= Thomas Sylvester Johnson =

Sierra Leonean Anglican bishop and theologian

Thomas Sylvester Johnson (1873 - 1955) was a Sierra Leonean Anglican bishop and theologian born in Freetown to a Krio farming and trading family of Liberated African stock.

Making the best of a village education, he taught in Freetown, where he gained a scholarship to Fourah Bay College and became headmaster of the Church Missionary Society (CMS) school. The difficulties of evangelism fueled his desire to improve his education so he took arts and theology degrees at Fourah Bay College. Rejected for the ministry, he returned to teaching but was eventually ordained as bishop's chaplain in 1909.

In 1911 he joined the staff of the Fourah Bay College, assisting in its financial rescue and increasing its impact (as a Christian institution with high academic standards) on local education.
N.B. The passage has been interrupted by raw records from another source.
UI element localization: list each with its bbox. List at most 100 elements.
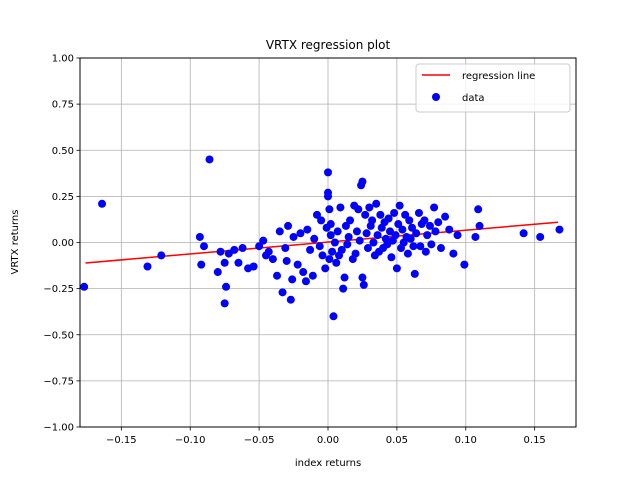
data-point <box>340 273 349 282</box>
data-point <box>275 227 284 236</box>
data-point <box>325 255 334 264</box>
data-point <box>288 275 297 284</box>
data-point <box>328 247 337 256</box>
data-point <box>420 216 429 225</box>
data-point <box>337 245 346 254</box>
data-point <box>80 282 89 291</box>
y-tick-label: −0.50 <box>43 330 74 341</box>
data-point <box>344 232 353 241</box>
data-point <box>220 299 229 308</box>
data-point <box>329 312 338 321</box>
data-point <box>445 225 454 234</box>
data-point <box>282 256 291 265</box>
x-axis-ticks: −0.15 −0.10 −0.05 0.00 0.05 0.10 0.15 <box>106 427 546 446</box>
data-point <box>414 208 423 217</box>
data-point <box>339 284 348 293</box>
data-point <box>315 242 324 251</box>
data-point <box>368 216 377 225</box>
data-point <box>268 255 277 264</box>
data-point <box>362 229 371 238</box>
data-point <box>449 249 458 258</box>
data-point <box>363 244 372 253</box>
data-point <box>358 273 367 282</box>
data-point <box>325 205 334 214</box>
data-point <box>471 232 480 241</box>
data-point <box>259 236 268 245</box>
legend-regression-label: regression line <box>462 71 535 82</box>
data-point <box>278 288 287 297</box>
data-point <box>326 231 335 240</box>
data-point <box>359 280 368 289</box>
data-point <box>197 260 206 269</box>
data-point <box>405 216 414 225</box>
data-point <box>387 253 396 262</box>
data-point <box>398 225 407 234</box>
data-point <box>220 258 229 267</box>
data-point <box>238 244 247 253</box>
data-point <box>98 199 107 208</box>
data-point <box>460 260 469 269</box>
legend-data-label: data <box>462 93 485 104</box>
y-tick-label: 0.00 <box>52 238 74 249</box>
data-point <box>343 240 352 249</box>
data-point <box>351 249 360 258</box>
data-point <box>195 232 204 241</box>
data-point <box>410 269 419 278</box>
legend-data-swatch <box>432 93 440 101</box>
data-point <box>336 203 345 212</box>
y-axis-ticks: −1.00 −0.75 −0.50 −0.25 0.00 0.25 0.50 0.75 1.00 <box>43 54 80 434</box>
y-tick-label: 1.00 <box>52 54 74 65</box>
data-point <box>286 295 295 304</box>
y-tick-label: −0.25 <box>43 284 74 295</box>
data-point <box>555 225 564 234</box>
data-point <box>330 238 339 247</box>
data-point <box>299 268 308 277</box>
data-point <box>369 238 378 247</box>
data-point <box>416 242 425 251</box>
y-tick-label: 0.75 <box>52 100 74 111</box>
data-point <box>412 229 421 238</box>
data-point <box>289 232 298 241</box>
data-point <box>425 221 434 230</box>
data-point <box>293 260 302 269</box>
data-point <box>352 227 361 236</box>
x-tick-label: −0.15 <box>106 435 137 446</box>
data-point <box>536 232 545 241</box>
data-point <box>475 221 484 230</box>
data-point <box>372 199 381 208</box>
data-point <box>409 242 418 251</box>
data-point <box>365 203 374 212</box>
data-point <box>436 244 445 253</box>
x-tick-label: 0.05 <box>386 435 408 446</box>
data-point <box>326 220 335 229</box>
data-point <box>431 227 440 236</box>
x-tick-label: 0.10 <box>455 435 477 446</box>
data-points-layer <box>80 155 564 321</box>
data-point <box>230 245 239 254</box>
data-point <box>205 155 214 164</box>
data-point <box>249 262 258 271</box>
data-point <box>401 210 410 219</box>
data-point <box>406 234 415 243</box>
data-point <box>394 220 403 229</box>
y-tick-label: −1.00 <box>43 423 74 434</box>
data-point <box>296 229 305 238</box>
data-point <box>216 247 225 256</box>
x-axis-label: index returns <box>295 458 361 469</box>
data-point <box>332 258 341 267</box>
data-point <box>273 271 282 280</box>
y-tick-label: −0.75 <box>43 376 74 387</box>
data-point <box>312 210 321 219</box>
data-point <box>434 218 443 227</box>
data-point <box>143 262 152 271</box>
data-point <box>408 223 417 232</box>
data-point <box>301 277 310 286</box>
data-point <box>519 229 528 238</box>
data-point <box>346 216 355 225</box>
data-point <box>234 258 243 267</box>
x-tick-label: −0.05 <box>244 435 275 446</box>
data-point <box>423 231 432 240</box>
data-point <box>390 208 399 217</box>
data-point <box>213 268 222 277</box>
data-point <box>358 177 367 186</box>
In 1933, after service as a diocesan inspector of schools and as a pastor, he became principal of the prestigious Church Missionary Society's Sierra Leone Grammar School, which had once refused him as a pupil. Thereafter, he was successively canon, archdeacon and, in 1937, first assistant bishop of Sierra Leone.
He attended the Tambaram Missionary Conference of 1938 and in 1947, retired to his village, near Waterloo, remaining active in community affairs.

==Works==

Johnson, while zealous for both education and evangelism, was innovative in giving Christian direction and interpretation of cultural practices. His book The Fear Fetish: Its Cause and Cure (1949) insists on taking African worldviews seriously. He also wrote a history of the Sierra Leonean church, The Story of a Mission (1953). His influence on Harry Sawyerr and others merits a place in the history of African theology.